LA RISCOSSA DEL PANE BUONO

di PAOLO CARUSO (agronomo) – Durante il periodo di quarantena gli italiani hanno riscoperto il piacere di acquistare farina, improvvisandosi panettieri e pizzaioli, ma questo fenomeno non ha riguardato solo il focolare domestico: infatti la richiesta di prodotti da forno ha coinvolto anche la stragrande maggioranza dei panifici, soprattutto quelli di prossimità (la bottega sotto casa).

Una recente analisi di Cerved e AIBI (Associazione Italiana Bakery Ingredients), aderente ad ASSITOL, che rappresenta le aziende produttrici di prodotti per panificazione, pizzerie a pasticcerie, rileva che l’85% del pane acquistato in Italia è quello fresco artigianale. Nel nostro Paese si producono mediamente un milione e mezzo di tonnellate l’anno di pane, per un consumo pro-capite giornaliero di 80 grammi.

Durante il lockdown, secondo le stime dell’AIBI, il pane ha incrementato mediamente la sua presenza a tavola del 10%, tornando ai livelli di consumo di un decennio fa.

Il pane non è un semplice alimento: è una parte importante della storia e della cultura di popoli, ma l’aspetto sacrale e identitario è progressivamente sfumato con l’avvento dell’industria che ha incrementato a dismisura la produzione, rendendo il pane per lo più privo di ogni carattere distintivo.

Oggi, fortunatamente, le nuove tendenze per il mercato del pane confermano che il consumatore apprezza (oltre alle qualità organolettiche) anche gli aspetti legati alla tradizione e alla territorialità, premiando i prodotti fatti con farine di grani antichi locali, meglio se molite a pietra. I clienti sono anche molto attenti al tempo di lievitazione e al tipo di lievito utilizzato, preferendo il lievito madre, perfetto per la riscoperta di sapori ormai dimenticati.

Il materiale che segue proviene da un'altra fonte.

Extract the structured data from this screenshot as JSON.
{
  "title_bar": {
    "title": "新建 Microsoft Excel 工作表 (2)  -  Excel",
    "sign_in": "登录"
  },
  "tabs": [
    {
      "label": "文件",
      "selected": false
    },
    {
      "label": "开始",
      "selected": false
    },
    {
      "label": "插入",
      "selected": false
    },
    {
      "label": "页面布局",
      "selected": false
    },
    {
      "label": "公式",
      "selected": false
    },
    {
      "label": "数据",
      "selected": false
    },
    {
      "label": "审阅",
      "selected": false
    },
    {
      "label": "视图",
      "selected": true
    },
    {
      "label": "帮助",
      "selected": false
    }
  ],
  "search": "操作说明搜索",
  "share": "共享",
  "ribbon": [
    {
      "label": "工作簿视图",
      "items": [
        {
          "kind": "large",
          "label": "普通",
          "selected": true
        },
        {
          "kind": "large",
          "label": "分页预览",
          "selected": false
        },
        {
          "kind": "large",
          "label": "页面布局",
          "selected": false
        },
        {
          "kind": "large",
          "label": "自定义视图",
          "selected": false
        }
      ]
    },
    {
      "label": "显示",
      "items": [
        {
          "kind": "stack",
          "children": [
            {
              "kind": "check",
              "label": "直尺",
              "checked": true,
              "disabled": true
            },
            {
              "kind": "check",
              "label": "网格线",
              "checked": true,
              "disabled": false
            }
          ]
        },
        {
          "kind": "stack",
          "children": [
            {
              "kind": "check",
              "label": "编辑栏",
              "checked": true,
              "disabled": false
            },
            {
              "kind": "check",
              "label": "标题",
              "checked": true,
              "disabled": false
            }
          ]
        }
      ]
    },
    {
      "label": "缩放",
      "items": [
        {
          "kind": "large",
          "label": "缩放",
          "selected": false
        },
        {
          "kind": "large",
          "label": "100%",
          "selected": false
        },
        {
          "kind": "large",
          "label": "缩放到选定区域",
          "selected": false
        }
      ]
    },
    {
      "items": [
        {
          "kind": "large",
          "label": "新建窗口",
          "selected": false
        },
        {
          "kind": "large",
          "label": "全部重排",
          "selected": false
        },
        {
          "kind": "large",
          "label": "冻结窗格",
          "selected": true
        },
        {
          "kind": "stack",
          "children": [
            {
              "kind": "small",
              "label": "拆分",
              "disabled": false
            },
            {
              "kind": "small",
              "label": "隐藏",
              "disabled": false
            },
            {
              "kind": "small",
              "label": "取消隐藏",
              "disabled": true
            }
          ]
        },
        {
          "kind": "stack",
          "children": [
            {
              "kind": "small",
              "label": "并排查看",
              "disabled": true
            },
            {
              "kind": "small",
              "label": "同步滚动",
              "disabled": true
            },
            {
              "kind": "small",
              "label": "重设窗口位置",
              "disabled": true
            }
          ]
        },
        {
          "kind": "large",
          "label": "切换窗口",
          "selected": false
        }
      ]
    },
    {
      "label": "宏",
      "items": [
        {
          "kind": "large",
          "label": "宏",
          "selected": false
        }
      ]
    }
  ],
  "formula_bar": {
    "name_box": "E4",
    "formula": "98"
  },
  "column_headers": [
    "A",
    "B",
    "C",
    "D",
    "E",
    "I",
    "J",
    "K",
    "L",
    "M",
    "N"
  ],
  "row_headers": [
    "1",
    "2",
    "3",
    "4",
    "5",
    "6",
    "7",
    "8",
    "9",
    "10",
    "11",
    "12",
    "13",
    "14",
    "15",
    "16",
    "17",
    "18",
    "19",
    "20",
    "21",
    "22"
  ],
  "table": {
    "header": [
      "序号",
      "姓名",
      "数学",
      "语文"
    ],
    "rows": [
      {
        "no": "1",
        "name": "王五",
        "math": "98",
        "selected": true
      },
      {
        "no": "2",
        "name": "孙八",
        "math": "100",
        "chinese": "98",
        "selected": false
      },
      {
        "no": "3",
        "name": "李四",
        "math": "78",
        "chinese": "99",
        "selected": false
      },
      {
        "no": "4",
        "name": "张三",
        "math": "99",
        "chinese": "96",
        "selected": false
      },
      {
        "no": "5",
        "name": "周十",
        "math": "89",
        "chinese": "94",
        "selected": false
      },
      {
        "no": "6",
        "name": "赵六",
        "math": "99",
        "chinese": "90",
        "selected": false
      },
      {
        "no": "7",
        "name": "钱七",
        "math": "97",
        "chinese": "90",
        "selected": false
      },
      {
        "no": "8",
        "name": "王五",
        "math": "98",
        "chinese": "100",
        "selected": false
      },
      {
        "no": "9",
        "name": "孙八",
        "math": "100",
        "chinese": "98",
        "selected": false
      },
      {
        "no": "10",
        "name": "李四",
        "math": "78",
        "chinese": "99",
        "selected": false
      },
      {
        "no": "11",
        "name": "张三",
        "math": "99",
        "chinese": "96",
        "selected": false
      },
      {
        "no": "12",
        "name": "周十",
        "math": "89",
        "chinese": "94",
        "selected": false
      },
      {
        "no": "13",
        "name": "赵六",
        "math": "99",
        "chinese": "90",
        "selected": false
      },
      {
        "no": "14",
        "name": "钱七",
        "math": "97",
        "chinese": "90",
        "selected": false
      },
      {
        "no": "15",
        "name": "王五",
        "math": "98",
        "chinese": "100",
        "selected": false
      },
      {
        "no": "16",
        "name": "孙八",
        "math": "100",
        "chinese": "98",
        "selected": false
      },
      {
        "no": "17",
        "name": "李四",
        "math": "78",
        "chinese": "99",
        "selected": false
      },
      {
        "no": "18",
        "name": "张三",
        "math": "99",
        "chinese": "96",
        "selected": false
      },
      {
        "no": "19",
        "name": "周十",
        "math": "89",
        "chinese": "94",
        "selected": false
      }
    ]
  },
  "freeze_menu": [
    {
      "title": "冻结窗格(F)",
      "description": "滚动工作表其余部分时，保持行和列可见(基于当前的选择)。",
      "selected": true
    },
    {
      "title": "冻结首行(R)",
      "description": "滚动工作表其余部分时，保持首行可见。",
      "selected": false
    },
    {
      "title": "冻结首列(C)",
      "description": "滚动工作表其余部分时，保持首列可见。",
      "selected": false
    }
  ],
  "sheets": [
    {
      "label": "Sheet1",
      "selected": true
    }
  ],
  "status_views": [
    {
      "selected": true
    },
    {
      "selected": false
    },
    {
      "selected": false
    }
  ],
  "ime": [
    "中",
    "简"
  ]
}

Questa scelta commerciale è stata adottata in quel di Casarano, in provincia di Lecce, da Antonio Pizzileo, ingegnere per scelta ma fornaio per vocazione. A un certo punto della sua già gratificante vita professionale, Antonio ha deciso di recuperare un antico forno risalente alla fine dell’Ottocento, storicamente appartenente alla sua famiglia, dismesso negli anni Cinquanta e ormai ridotto a un rudere.

Intorno alla fine degli anni Settanta, l’ingegnere acquistò la struttura rilevando le quote di proprietà di alcuni suoi familiari e lasciò che maturasse l’idea giusta, convinto che prima o poi sarebbe arrivata. Fin quando, nel 2012, decise di riportare la struttura ai fasti di un tempo, spinto dal desiderio di mantenere viva la memoria dei luoghi, delle persone e dei prodotti che in quel forno prendevano vita, ma attento a creare un’attività commerciale che coniugasse la riscoperta di sapori lontani, con una necessaria attenzione alla sostenibilità economica.

Il percorso che ha condotto Antonio a recuperare il forno e l’attività artigianale non è stato frutto di improvvisazione, ma piuttosto il risultato di un progetto preciso, e per un ingegnere non poteva essere che così, che si è articolato su due fronti convergenti: la parte edilizia e quella commerciale.

Se per la ristrutturazione del forno Antonio ha ovviamente utilizzato la sua esperienza professionale, per la parte produttiva si è applicato in un approfondito percorso di formazione che lo ha visto girare per mulini, panifici e campi di grano, dentro e fuori il Salento. Al solo scopo di imparare.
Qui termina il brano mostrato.